Mahkemece; davanın kabulü ile 53.333,30 TL tazminatın dava tarihinden itibaren işleyeceği yasal faizi ile birlikte davalılardan müştereken ve müteselsilen tahsili ile davacıya verilmesine karar verilmiş; hüküm, davalılar vekili tarafından süresi içerisinde temyiz edilmiştir.
1-Dava; rücuen tazminat istemine ilişkindir.
Temyize konu uyuşmazlık; davalılara rücu edilecek miktarın doğru belirlenip belirlenmediği noktasında toplanmaktadır.

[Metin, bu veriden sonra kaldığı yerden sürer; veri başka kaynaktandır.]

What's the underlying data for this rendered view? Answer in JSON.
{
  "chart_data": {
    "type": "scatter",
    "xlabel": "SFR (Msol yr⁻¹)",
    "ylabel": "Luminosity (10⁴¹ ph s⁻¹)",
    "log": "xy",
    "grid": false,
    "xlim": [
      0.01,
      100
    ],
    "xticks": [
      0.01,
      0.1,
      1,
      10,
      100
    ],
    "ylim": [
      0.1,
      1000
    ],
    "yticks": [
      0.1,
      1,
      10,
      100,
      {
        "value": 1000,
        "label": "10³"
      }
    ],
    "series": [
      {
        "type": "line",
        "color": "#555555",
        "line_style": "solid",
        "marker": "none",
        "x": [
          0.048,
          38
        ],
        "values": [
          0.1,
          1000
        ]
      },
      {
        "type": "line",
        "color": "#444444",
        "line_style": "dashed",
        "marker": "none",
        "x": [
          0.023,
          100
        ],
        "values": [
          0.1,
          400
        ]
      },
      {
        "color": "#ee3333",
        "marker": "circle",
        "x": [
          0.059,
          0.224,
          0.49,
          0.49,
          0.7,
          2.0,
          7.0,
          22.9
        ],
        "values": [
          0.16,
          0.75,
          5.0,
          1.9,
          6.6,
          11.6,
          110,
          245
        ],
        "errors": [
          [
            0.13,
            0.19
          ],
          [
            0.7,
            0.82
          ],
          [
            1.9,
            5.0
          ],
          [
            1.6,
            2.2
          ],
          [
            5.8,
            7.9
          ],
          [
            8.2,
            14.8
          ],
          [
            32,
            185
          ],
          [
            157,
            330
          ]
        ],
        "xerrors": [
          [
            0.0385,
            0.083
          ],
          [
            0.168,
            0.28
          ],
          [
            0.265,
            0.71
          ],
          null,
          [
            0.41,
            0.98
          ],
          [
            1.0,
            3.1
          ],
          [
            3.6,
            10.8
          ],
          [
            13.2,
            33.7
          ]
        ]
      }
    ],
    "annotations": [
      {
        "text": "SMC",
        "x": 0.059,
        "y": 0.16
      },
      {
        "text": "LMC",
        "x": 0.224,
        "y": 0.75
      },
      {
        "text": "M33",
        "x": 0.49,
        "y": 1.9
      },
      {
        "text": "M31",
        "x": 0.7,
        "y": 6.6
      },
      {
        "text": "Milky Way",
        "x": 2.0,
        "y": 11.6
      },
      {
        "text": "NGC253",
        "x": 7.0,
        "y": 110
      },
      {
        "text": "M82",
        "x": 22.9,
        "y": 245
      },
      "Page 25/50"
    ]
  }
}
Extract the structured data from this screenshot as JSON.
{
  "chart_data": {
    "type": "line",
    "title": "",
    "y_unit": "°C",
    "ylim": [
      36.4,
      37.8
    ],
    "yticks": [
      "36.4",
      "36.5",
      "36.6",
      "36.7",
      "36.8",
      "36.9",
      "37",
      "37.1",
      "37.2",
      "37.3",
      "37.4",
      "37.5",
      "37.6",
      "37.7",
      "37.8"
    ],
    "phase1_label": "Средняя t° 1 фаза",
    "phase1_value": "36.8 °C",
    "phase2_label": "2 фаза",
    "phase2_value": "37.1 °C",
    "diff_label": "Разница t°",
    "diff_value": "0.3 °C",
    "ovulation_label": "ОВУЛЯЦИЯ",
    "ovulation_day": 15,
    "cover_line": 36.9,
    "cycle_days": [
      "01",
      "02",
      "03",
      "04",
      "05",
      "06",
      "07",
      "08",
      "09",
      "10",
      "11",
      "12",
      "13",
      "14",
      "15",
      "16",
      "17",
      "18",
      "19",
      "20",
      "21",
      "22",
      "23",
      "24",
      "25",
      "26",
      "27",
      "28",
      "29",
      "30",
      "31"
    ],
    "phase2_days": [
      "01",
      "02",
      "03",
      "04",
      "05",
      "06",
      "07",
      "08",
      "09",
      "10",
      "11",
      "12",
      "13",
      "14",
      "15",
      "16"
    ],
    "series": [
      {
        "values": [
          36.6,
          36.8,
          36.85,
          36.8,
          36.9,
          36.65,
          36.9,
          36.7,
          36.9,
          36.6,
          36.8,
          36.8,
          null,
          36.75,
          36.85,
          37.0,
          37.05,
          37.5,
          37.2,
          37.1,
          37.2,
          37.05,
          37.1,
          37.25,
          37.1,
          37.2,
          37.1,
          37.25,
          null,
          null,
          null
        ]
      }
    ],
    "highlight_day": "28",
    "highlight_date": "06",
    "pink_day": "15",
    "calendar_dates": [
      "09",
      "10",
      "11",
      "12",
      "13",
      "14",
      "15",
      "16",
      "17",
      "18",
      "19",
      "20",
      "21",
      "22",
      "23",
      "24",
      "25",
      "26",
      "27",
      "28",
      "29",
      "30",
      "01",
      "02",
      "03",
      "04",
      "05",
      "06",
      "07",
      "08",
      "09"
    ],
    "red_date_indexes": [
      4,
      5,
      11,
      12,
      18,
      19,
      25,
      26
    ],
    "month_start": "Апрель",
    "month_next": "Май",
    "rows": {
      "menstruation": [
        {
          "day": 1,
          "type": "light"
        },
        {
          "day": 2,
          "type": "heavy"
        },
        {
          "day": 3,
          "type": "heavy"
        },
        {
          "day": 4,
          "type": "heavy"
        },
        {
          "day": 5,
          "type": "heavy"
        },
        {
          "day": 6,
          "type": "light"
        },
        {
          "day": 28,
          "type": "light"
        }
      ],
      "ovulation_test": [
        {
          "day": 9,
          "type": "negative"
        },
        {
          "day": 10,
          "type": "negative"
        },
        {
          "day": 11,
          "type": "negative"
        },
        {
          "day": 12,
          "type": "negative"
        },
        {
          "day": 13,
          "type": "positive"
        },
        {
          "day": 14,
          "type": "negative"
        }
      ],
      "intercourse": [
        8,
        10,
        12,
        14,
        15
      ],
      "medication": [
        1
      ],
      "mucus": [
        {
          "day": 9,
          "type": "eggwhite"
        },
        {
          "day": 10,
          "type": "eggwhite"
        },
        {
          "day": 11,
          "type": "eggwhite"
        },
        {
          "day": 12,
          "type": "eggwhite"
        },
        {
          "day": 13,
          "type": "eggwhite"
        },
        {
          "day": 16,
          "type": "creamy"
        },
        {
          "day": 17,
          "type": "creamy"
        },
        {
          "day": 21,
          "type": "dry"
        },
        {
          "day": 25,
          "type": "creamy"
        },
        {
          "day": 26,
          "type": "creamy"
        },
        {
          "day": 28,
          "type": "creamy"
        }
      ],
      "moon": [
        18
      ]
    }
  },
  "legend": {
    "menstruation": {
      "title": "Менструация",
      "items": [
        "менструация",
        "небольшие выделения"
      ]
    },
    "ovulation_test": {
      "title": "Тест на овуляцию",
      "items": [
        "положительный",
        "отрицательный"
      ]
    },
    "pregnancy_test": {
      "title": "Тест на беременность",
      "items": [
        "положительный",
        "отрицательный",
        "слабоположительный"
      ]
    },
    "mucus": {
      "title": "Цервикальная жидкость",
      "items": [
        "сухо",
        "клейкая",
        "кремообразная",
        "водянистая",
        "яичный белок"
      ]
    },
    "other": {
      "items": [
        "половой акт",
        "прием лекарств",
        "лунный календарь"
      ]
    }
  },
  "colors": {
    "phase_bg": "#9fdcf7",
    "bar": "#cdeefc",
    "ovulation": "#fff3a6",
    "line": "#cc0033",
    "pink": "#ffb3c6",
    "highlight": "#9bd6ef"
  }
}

Somut olayda; davacı şirket ile davalı şirket arasındaki 10.11.2009 tarihli 3 yıl süreli kira sözleşmesi olduğu, 19.04.2011 tarihinde işyerinde Kamil Yakut"un kamyonla gelen mısır boşaltım işinde çalışırken meydana gelen çöküntüde vefat ettiği, .... Asliye Ceza Mahkemesinin 2011/190 Esas, 2012/118 Karar sayılı dosyadaki ceza yargılamasında davacı şirket yetkilisi, davalı şirket yetkilisi ve davacı şirket işyeri sorumlusunun taksirle ölüme neden olma suçundan yargılandıkları, bilirkişi raporunda birinci derecede asli kusurlu olduklarının tespit edildiği, sanıkların cezalandırılmalarına ve hükmün açıklanmasının geri bırakılmasına karar verildiği anlaşılmaktadır.
Mahkemece alınan kusur tespitine ilişkin bilirkişi raporunda tarafların sorumlu oldukları belirtilmiştir. Ancak, ölen kişi için açılabilecek tazminat davasında talep edilebilecek tazminat miktarına ilişkin bir araştırma yapılmadığı görülmektedir.
Hal böyle olunca mahkemece; ölen kişi için bir tazminat davası açılsaydı talep edilebilecek tazminat miktarlarını gösterecek şekilde uzman bilirkişiden Yargıtay denetimine uygun rapor alınıp, davalıların kusurları oranında sorumlu olacakları miktarın tespit edilip hasıl olacak sonuç dairesinde bir hüküm kurulması gerekirken, yazılı şekilde hüküm kurulması usul ve yasaya aykırı görülmüş, bu husus bozmayı gerektirmiştir.
2-Davalının takas-mahsup def"ine ilişkin temyiz itirazlarının incelenmesinde; mahkemenin gerekçeli kararında, taraflar arasında halen devam eden yargılama sebebiyle borç alacak ilişkisi olduğu, bu nedenle net ve kesin olarak ... Ltd. Şti."nin ... Ltd. Şti."den alacaklı olduğunun ya da olmadığının söylenebilmesinin mümkün olmadığı belirtildiğinden takas talebi kabul edilmediği belirtilmiştir.
Taraflar rasındaki kira sözleşmesi hususunda bir ihtilaf bulunmamakta olup, davalı cevap dilekçesi ile takas ve mahsup talebinde bulunmuştur. Davada,davalı tarafından kira alacağına ilişkin takas-mahsup def"i değerlendirilerek sonucuna göre karar verilmesi gerekirken yazılı şekilde hüküm kurulması doğru görülmemiş, bozmayı gerektirmiştir.
SONUÇ: Yukarıda birinci ve ikinci bentte açıklanan nedenlerle hükmün davalılar yararına 428.maddesi gereğince BOZULMASINA, peşin alınan temyiz harcının istek halinde temyiz edene iadesine, 6100 sayılı HMK"nun geçici madde 3 atfıyla 1086 sayılı HUMK.nun 440. maddesi gereğince kararın tebliğinden itibaren 15 günlük süre içerisinde karar düzeltme yolu açık olmak üzere, 01.03.2018 tarihinde oybirliğiyle karar verildi.